Mila Kunis at that time was receiving lots of attention for her role within the industry. At the time he could not believe Kunis recognized him as a young developing actor.
“We were right next to the set of ‘That 70s Show’. The first time I met Mila Kunis, she came up to me and was like, you are the little kid from ‘Boy Meets World,” Gaynor said.
Auditions are essential to an actor’s career. A casting agent’s feedback can be brutal, making an undesirable experienced even worse.
“I’ve cried in an audition before. I have gotten really down on myself,” said Gaynor. “You just have to know they are just giving you advice. You have thousands of auditions where you are told no, then have that one big break where everything changes.”
Seeing how other parents would “parent or manage” their kids, Mary Gaynor, knew she needed to be supportive and allow John to be a kid. Some parents and crewmembers either at auditions or on set view everything as a competition as well as an opportunity.
“They are not there for your child. You have to be there for your child,” Mary Gaynor said.
Mary Gaynor encouraged John to “go have fun” and be “generous with other kids.” She would plan outings to theme parks or dinners with other supportive parents. Even with a packed schedule, she wanted to create a healthy work and fun balance for John and his fellow acting peers.
“She is a work-aholic,” said Gaynor. “She was the glue that stuck me together.”
In his down time, Gaynor on his days off from set would go out golfing with his father.
“I was like 10 years old,” said Gaynor. “I was on an actual golf course, my dad took me out [golfing] right away. I started playing and fell in love with it.”
Although he had interests in other sports, Gaynor’s childhood hobby has turned into his new passion. Besides practicing everyday at the Citrus Range, John also works at El Prado Golf Course during the summer.
Coming back from being red shirted last season for an arm injury, Gaynor’s head coach Julian Horton looks to him as a team leader.
“John is one of the returners on a very young team this year,” said Horton. “He has done a good job keeping [them] together.”

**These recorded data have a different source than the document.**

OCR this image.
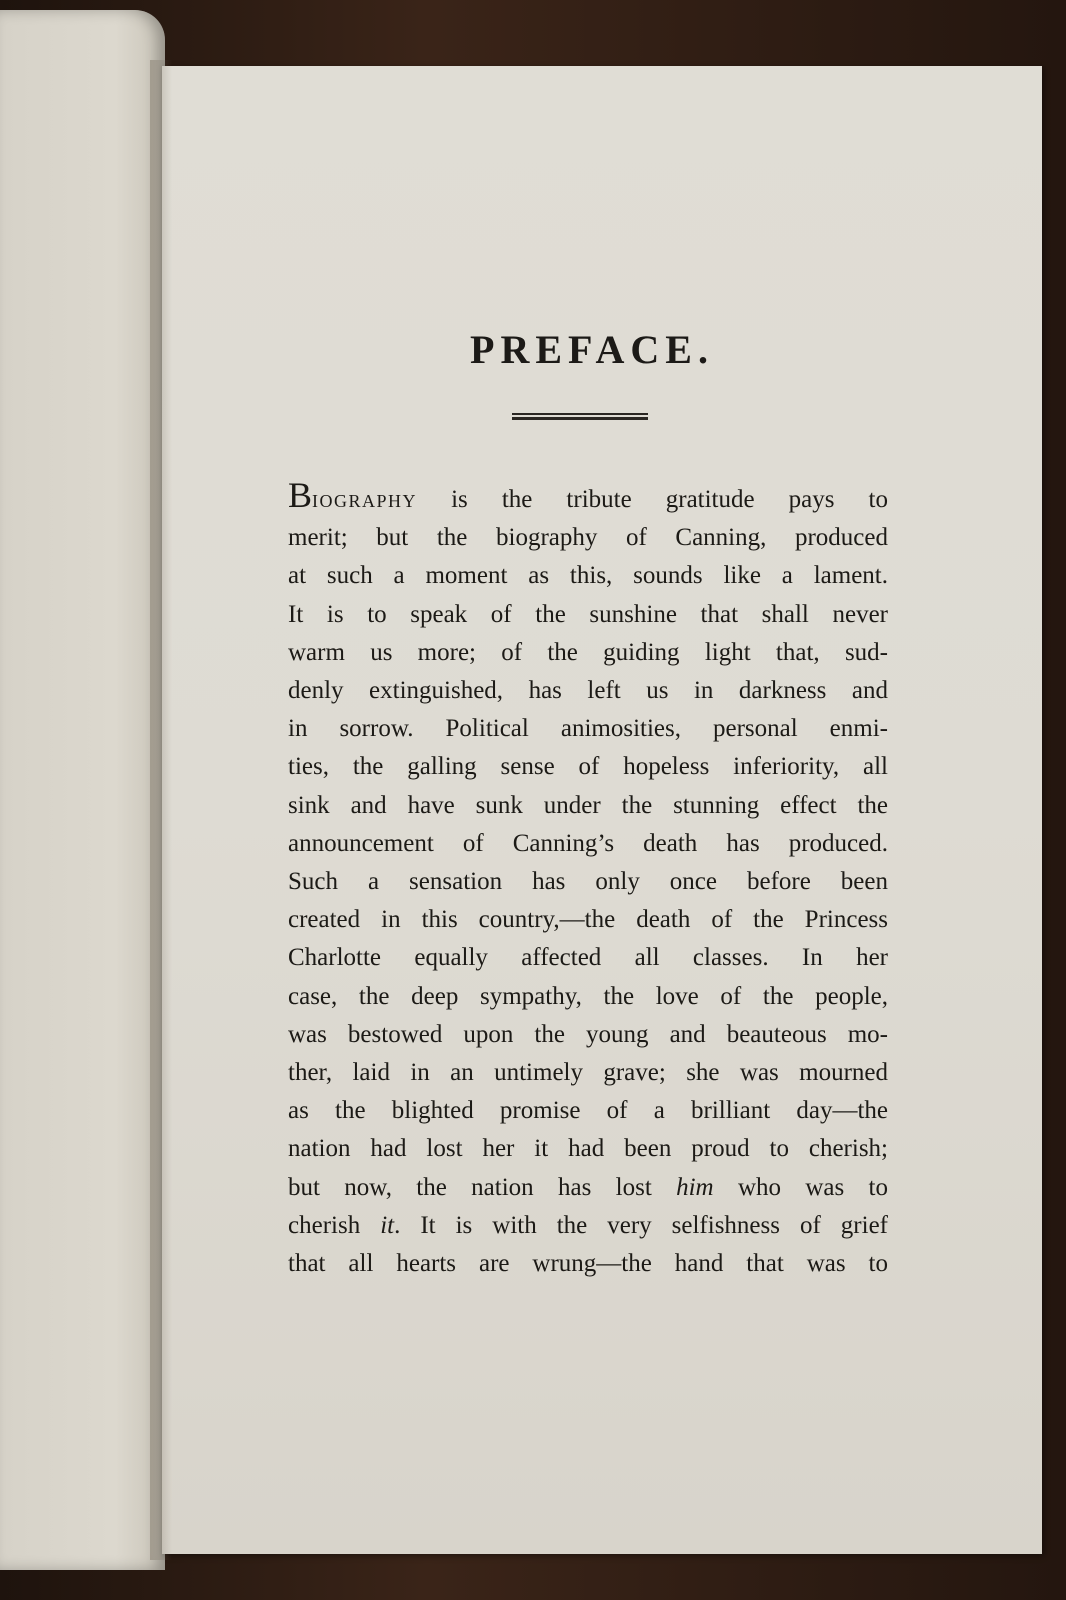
PREFACE.
Biography is the tribute gratitude pays to
merit; but the biography of Canning, produced
at such a moment as this, sounds like a lament.
It is to speak of the sunshine that shall never
warm us more; of the guiding light that, sud-
denly extinguished, has left us in darkness and
in sorrow. Political animosities, personal enmi-
ties, the galling sense of hopeless inferiority, all
sink and have sunk under the stunning effect the
announcement of Canning’s death has produced.
Such a sensation has only once before been
created in this country,—the death of the Princess
Charlotte equally affected all classes. In her
case, the deep sympathy, the love of the people,
was bestowed upon the young and beauteous mo-
ther, laid in an untimely grave; she was mourned
as the blighted promise of a brilliant day—the
nation had lost her it had been proud to cherish;
but now, the nation has lost him who was to
cherish it. It is with the very selfishness of grief
that all hearts are wrung—the hand that was to
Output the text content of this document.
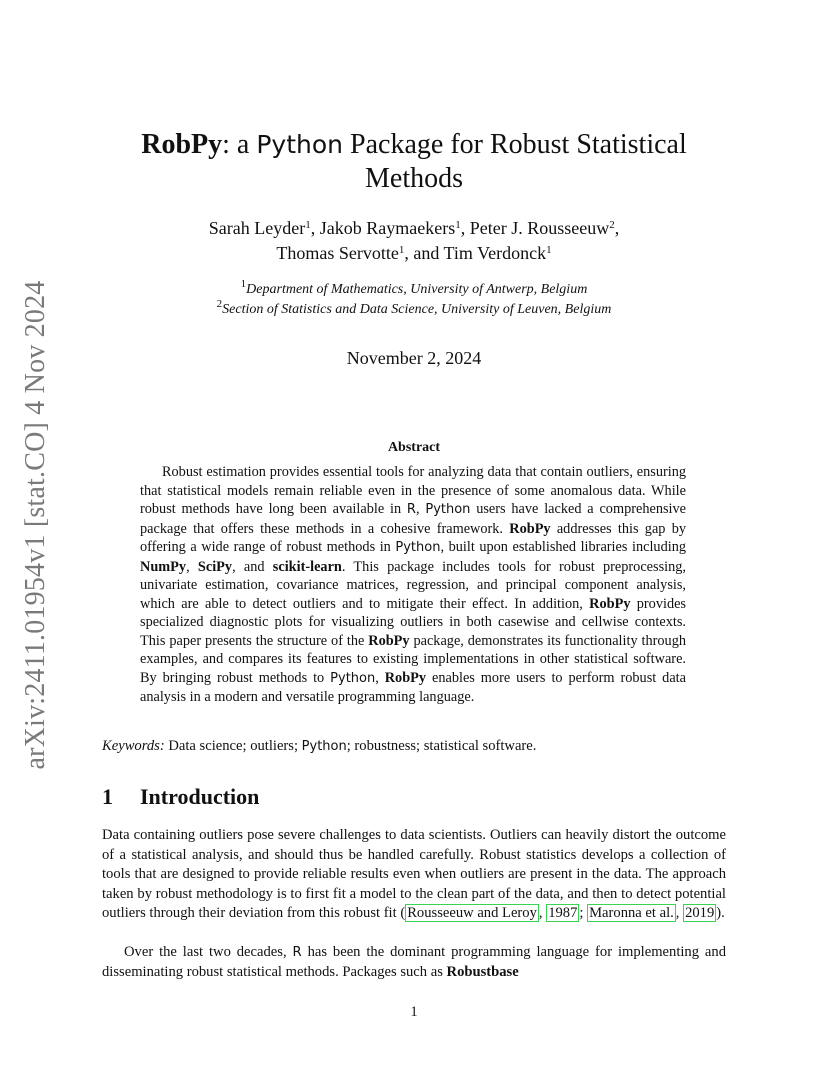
arXiv:2411.01954v1 [stat.CO] 4 Nov 2024
RobPy: a Python Package for Robust Statistical
Methods
Sarah Leyder$^1$, Jakob Raymaekers$^1$, Peter J. Rousseeuw$^2$,
Thomas Servotte$^1$, and Tim Verdonck$^1$
$^1$Department of Mathematics, University of Antwerp, Belgium
$^2$Section of Statistics and Data Science, University of Leuven, Belgium
November 2, 2024
Abstract

Robust estimation provides essential tools for analyzing data that contain outliers, ensuring that statistical models remain reliable even in the presence of some anomalous data. While robust methods have long been available in R, Python users have lacked a comprehensive package that offers these methods in a cohesive framework. RobPy addresses this gap by offering a wide range of robust methods in Python, built upon established libraries including NumPy, SciPy, and scikit-learn. This package includes tools for robust preprocessing, univariate estimation, covariance matrices, regression, and principal component analysis, which are able to detect outliers and to mitigate their effect. In addition, RobPy provides specialized diagnostic plots for visualizing outliers in both casewise and cellwise contexts. This paper presents the structure of the RobPy package, demonstrates its functionality through examples, and compares its features to existing implementations in other statistical software. By bringing robust methods to Python, RobPy enables more users to perform robust data analysis in a modern and versatile programming language.

Keywords: Data science; outliers; Python; robustness; statistical software.
1 Introduction

Data containing outliers pose severe challenges to data scientists. Outliers can heavily distort the outcome of a statistical analysis, and should thus be handled carefully. Robust statistics develops a collection of tools that are designed to provide reliable results even when outliers are present in the data. The approach taken by robust methodology is to first fit a model to the clean part of the data, and then to detect potential outliers through their deviation from this robust fit ( Rousseeuw and Leroy , 1987 ; Maronna et al. , 2019 ).

Over the last two decades, R has been the dominant programming language for implementing and disseminating robust statistical methods. Packages such as Robustbase

1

Horton, five seasons with men’s golf, values Gaynor’s outgoing and accepting presence.
“Being in that lifestyle, he matured a lot faster than most people,” said Horton. “He doesn’t judge quickly.”
“With all these kids, I try to make friends for life, and John will be my friend for life.”
After Citrus, Gaynor is considering transferring to Cal State Northridge.
Although Gaynor has taken time away from acting, he still has plans to return to the business.
“I have been in front of a camera my whole life. I still have a lot of friends in the business I still keep in touch with,” said Gaynor. “I still have my agent now. I am probably going to get back into it.”
From his experiences in show business, Gaynor has developed thick skin to the fear of failing.
“You just have to keep pushing. You might get a door closed in your face. But there is another door there wide open,” Gaynor said.